Daily Devotional

April 7, 2019

Daybreak: 1 Corinthians 15:1-58

“For since by man came death, by man came also the resurrection of the dead. For as in Adam all die, even so in Christ shall all be made alive.” (1 Corinthians 15:21-22)

Utter devastation was all I saw as I drove across the mountain pass — mile after mile of blackened, burned-out hillside. Former homes, outbuildings, and automobiles had become charred hulks. The forest fire, the result of one camper’s carelessness, had blazed fast and hot as it swept across the area, leaving devastation in its wake. It was almost hard to believe one negligent action could cause so much damage.

What a different scene met my eyes when I drove through the same area a few years later. Homes had been rebuilt. Workable automobiles were parked in the driveways. Livestock roamed the hills. The area had been reforested with small trees, and shrubbery was starting to grow back. Though there were burn scars left, life had begun anew.

Since the sin of Adam and Eve in the Garden, utter devastation has ruled in the unregenerated lives of men and women. During my lifetime, I have seen lives ruined by the effects of sin. Drugs and alcohol have reduced many to mere shells of what they had been. Their disfigured bodies bear the scars of their sins; their minds have suffered a similar impact. Some have lost all self-esteem because of the immoral lifestyles and sinful choices they have made.

What a joy it is to share the Gospel and the hope of new life in Christ with those who do not know Him. Restoration is possible! Even though they are dead in trespasses and sin, they can be made alive through Jesus Christ. What a joy it is to see them pray and ask Jesus into their hearts, and become new creatures in Christ Jesus. Yes, there may be scars from their sins, but life has begun anew, and there is a hope of Heaven in their hearts.

Paul encouraged the Corinthians to “awake to righteousness and sin not.” We, too, can be encouraged and thankful that Christ died for our sins, and we can rejoice in the fact that we have new life through Him. Take time right now to praise the Lord for His wonderful salvation!

Background

Corinth was a Greek city, and in general, the Greeks believed in immortality of the soul but not physical resurrection of the body. When Paul preached at Athens and declared the Resurrection of Christ, many laughed and mocked him (Acts 17). Most Greek philosophers considered the human body a prison for the soul, and they welcomed death as deliverance from bondage, thinking the soul alone would enter an eternal state. Christianity, in contrast, teaches that the body and soul will be united after resurrection. Because the church at Corinth was in the heart of Greek culture, Paul addressed this point of confusion and disbelief among members of the church at Corinth. 

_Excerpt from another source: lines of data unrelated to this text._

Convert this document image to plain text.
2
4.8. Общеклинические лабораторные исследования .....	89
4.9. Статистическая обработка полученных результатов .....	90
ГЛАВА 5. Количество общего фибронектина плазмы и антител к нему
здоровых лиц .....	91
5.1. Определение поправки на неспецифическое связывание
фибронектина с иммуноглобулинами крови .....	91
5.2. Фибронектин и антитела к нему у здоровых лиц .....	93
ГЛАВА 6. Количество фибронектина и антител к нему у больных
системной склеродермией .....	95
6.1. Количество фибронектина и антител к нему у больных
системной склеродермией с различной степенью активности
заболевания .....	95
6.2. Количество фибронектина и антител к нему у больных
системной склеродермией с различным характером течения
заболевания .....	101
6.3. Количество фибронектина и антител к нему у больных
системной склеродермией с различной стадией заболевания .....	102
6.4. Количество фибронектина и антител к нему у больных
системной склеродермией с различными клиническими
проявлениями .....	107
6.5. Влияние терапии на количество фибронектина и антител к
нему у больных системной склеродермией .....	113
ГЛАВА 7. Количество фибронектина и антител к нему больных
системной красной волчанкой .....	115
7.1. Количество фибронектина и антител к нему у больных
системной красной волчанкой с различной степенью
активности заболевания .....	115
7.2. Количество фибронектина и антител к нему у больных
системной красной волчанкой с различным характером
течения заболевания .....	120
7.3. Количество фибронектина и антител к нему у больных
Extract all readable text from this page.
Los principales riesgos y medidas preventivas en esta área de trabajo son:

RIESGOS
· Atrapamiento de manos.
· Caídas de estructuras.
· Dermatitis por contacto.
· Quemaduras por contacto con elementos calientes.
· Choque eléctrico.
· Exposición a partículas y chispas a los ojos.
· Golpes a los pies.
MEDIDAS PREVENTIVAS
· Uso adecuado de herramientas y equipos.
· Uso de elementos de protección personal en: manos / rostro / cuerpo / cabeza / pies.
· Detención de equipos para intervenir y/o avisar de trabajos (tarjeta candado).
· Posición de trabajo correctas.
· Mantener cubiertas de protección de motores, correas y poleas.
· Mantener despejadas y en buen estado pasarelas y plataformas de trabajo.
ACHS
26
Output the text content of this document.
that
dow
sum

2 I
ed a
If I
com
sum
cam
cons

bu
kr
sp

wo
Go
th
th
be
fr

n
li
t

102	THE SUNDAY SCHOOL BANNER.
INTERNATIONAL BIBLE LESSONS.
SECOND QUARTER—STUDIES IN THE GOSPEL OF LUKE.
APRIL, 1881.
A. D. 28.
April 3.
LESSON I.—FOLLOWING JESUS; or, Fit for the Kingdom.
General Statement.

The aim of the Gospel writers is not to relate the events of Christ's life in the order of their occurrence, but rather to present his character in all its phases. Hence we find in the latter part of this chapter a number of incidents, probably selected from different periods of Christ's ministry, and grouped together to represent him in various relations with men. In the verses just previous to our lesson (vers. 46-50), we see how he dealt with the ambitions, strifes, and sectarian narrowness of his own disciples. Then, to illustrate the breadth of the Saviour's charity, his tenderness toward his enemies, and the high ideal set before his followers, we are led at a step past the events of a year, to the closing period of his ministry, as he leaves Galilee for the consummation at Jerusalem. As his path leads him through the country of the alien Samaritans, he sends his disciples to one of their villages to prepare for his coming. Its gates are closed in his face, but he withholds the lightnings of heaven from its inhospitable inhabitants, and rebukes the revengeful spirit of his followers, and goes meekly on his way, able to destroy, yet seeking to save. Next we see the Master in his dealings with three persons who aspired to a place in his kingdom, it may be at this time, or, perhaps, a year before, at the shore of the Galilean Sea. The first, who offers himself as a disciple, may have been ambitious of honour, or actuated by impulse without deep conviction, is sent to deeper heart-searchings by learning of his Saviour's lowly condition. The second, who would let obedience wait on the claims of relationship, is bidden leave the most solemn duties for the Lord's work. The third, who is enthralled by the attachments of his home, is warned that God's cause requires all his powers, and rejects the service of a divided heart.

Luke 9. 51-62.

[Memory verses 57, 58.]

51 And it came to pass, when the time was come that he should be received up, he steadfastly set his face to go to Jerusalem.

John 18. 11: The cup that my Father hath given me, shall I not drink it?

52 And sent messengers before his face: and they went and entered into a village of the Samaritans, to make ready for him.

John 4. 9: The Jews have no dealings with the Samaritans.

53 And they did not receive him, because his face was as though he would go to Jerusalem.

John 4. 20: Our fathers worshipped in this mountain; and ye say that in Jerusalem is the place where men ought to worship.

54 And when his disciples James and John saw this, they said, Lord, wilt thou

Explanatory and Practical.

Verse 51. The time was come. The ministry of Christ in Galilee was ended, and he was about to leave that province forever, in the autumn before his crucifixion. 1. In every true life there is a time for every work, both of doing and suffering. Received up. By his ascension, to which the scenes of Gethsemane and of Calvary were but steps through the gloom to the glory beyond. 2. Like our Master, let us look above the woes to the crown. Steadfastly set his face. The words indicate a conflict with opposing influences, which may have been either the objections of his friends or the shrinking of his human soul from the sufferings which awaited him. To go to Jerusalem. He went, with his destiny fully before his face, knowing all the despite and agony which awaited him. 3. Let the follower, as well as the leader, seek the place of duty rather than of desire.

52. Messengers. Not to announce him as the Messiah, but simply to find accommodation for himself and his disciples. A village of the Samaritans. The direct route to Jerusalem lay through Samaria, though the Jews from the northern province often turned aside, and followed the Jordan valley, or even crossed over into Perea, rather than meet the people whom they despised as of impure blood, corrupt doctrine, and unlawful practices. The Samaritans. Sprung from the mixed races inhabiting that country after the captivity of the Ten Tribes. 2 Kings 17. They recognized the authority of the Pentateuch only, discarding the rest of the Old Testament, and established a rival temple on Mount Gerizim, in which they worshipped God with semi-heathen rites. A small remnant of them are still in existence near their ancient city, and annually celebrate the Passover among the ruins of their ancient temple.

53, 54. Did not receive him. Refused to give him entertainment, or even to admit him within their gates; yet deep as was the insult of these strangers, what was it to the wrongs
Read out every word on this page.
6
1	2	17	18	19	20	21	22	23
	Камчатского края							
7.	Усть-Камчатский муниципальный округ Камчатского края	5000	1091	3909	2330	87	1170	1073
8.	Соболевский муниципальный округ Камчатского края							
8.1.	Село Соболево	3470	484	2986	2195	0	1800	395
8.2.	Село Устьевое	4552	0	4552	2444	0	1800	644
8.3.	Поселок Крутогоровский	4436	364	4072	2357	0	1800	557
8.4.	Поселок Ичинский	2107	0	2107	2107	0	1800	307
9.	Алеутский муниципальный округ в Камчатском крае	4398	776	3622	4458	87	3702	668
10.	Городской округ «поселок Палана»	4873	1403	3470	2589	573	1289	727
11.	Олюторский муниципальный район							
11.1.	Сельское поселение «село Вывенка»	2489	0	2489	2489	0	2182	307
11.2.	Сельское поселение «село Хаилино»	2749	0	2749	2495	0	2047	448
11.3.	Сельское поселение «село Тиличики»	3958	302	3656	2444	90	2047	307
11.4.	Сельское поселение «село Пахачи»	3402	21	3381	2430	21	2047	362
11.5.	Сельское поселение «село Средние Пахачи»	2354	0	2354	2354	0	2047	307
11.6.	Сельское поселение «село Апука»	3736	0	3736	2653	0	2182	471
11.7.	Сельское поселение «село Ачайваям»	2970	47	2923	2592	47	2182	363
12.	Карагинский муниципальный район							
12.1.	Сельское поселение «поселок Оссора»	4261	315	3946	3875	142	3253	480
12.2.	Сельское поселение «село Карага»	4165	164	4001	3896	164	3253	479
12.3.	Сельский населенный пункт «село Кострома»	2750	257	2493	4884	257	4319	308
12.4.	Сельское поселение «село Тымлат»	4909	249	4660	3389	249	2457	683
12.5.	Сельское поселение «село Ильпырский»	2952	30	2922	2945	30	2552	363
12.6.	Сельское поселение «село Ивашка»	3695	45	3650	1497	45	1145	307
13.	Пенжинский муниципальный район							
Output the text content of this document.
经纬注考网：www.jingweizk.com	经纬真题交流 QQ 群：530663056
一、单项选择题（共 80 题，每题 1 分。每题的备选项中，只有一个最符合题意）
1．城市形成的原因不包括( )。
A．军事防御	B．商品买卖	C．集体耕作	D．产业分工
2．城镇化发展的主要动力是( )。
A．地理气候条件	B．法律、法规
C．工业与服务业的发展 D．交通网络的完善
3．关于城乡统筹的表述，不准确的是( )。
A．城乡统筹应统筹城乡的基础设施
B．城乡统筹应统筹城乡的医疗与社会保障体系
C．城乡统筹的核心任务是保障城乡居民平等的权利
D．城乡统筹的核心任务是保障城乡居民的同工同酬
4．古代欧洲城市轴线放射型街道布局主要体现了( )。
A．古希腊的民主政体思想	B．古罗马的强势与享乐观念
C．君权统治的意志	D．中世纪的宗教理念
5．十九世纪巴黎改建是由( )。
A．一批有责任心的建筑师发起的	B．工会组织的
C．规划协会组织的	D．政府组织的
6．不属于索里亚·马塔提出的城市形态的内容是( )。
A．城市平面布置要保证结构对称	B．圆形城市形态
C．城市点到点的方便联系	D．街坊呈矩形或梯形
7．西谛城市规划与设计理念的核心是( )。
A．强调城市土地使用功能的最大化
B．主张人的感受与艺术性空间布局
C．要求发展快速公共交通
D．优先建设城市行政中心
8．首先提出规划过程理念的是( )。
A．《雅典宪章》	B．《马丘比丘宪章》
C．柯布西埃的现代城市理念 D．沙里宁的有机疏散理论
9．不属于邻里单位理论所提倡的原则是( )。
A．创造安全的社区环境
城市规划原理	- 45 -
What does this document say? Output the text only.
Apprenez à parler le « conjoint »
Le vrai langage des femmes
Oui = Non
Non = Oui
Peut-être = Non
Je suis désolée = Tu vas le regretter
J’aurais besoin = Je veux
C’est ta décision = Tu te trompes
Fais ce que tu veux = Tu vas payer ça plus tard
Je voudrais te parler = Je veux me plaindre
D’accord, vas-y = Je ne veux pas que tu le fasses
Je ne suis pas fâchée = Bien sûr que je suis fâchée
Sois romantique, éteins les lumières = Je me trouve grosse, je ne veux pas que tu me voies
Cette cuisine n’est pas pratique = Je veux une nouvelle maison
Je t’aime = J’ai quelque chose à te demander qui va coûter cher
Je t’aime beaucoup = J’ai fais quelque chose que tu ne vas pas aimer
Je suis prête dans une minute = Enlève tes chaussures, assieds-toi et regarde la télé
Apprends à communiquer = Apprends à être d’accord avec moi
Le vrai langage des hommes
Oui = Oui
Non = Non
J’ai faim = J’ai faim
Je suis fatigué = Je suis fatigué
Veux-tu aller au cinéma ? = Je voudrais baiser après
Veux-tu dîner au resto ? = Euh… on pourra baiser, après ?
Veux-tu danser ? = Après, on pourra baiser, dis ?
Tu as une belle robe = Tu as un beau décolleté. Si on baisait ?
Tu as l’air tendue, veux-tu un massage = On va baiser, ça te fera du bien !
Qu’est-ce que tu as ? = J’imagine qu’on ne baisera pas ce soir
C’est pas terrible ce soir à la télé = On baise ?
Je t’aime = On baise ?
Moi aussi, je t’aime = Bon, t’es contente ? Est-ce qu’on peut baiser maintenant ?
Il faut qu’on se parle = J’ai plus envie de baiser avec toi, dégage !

Belief in Christ’s Resurrection from the dead is vital to the Christian faith because it is absolute proof that He is God. Because He arose, as believers we have the assurance that our sins are forgiven, that Christ represents us before the Throne of God, and that some day we, too, will be resurrected. 

Paul lovingly but fervently emphasized to the Corinthian church the importance of their belief in the Resurrection, giving detailed examples of what resurrected bodies will be like. He explained that Christians who are resurrected will be recognizable, each having their distinct personality and individuality. However, unlike physical bodies on earth, resurrected bodies will be perfected through Christ’s work. He likened the difference to seeds planted in a garden. Plants look very different than the small seeds from which they grow — God gives them new “bodies.” 

Amplified Outline

(Hannah’s Bible Outlines - Used by permission per WORDsearch)
III.   Answers to inquiries
      D.   Concerning the doctrine of resurrection (15:1-58)
            1.   The necessity of the resurrection (15:1-34)
                  a.   The confirmation of Christ’s Resurrection (15:1-11)
                  b.   His Resurrection is the foundation of the faith (15:12-19)
                  c.   His Resurrection is the pledge of ours (15:20-28)
                  d.   His Resurrection is a motive for service (15:29-34)
            2.   The method of the resurrection (15:35-57)
                  a.   The illustration from nature (15:35-41)
                  b.   The interpretation of the illustration (15:42-49)
                  c.   The instructions to the living (not all will die) (15:50-57)
            3.   The conclusion (15:58)

A Closer Look

  1. If one believes the argument that Christ was not raised from the dead, what happens to his faith?
     
  2. Why would Paul say that people would be miserable if there was only earthly value to Christianity?
     
  3. A friend tells you he does not believe in the death and Resurrection of Christ. How do you persuade him of this Biblical truth?

Conclusion

The death and Resurrection of Christ and salvation through faith in Christ alone are basic tenants of the Christian faith. Ask yourself: How well can I defend these principles? What texts would I use to defend them? Take some time today to study and commit to memory important texts relating to the death and Resurrection of Christ, and salvation through faith in Christ.